I had every intention of fishing, but with views so wonderfully distracting, I took to exploring instead. I took a long drink from my canteen, and then stepped into the river. Oh, it felt so good; I felt ten degrees cooler. Downriver, Chris was casting a caddis fly that the trout refused, and who could blame them? It was so darn hot! I waded upstream taking notice of the wildflowers along the bank. There was bird’s-foot trefoil, Lotus corniculatus, white knapweed, Centaurea diffusa, and white sweet clover, Melilotus albus. None of them were native plants, but their flowers were no less beautiful. A Mormon metalmark, Apodemia mormo, thought so too!
Although the metalmark is said to be a common butterfly, this was a first for me, and I was thrilled.
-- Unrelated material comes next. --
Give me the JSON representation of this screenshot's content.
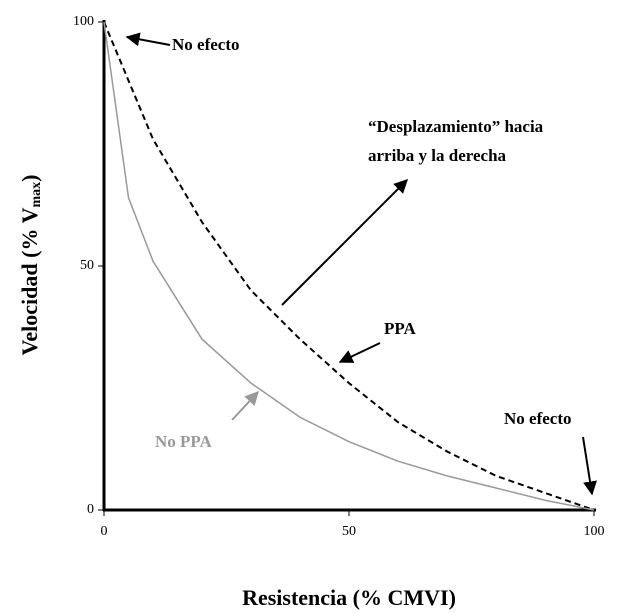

I couldn’t step from the river for fear it would fly away. So, with wet feet, and a bit of twisting this way and that, I watched it flutter, land, and sip repeatedly on white sweet clover flowers.
Soon, another visitor landed on the same plant—a scoliid wasp, which was identified by the experts at BugGuide. There are some 560 scoliid wasps worldwide that range in a variety of size and color. Yellow and black scoliids, such as this one, are typical. Scoliid wasps forage in late summer feeding on nectar-rich plants. They are beneficial pollinators, and parasitoids of scarab beetle larvae. Female scoliids burrow into the ground in search of beetle larvae. When she finds one, she paralyzes the beetle larvae with her stinger. Digging an egg chamber, she will deposit the paralyzed beetle larvae and lay an egg for which her own larvae will feed on the beetle larvae.
Chris reeled in his line, and was on the shore packing up. The relentless heat was simply too much. Up to my knees in the river, I turned and was starting back when I saw a large garter snake swimming right to me. Apparently, the heat was even too much for the snakes. The serpent made graceful S-curves; and I could have gotten some wonderful shots, but instead of pointing my camera lens, I pointed my finger. I wanted Chris to see it. That’s all it took. The snake vanished underwater, and that was the last I saw it. And although I didn’t get the snake photo, I did get wet feet, metalmarks, and scoliid wasps.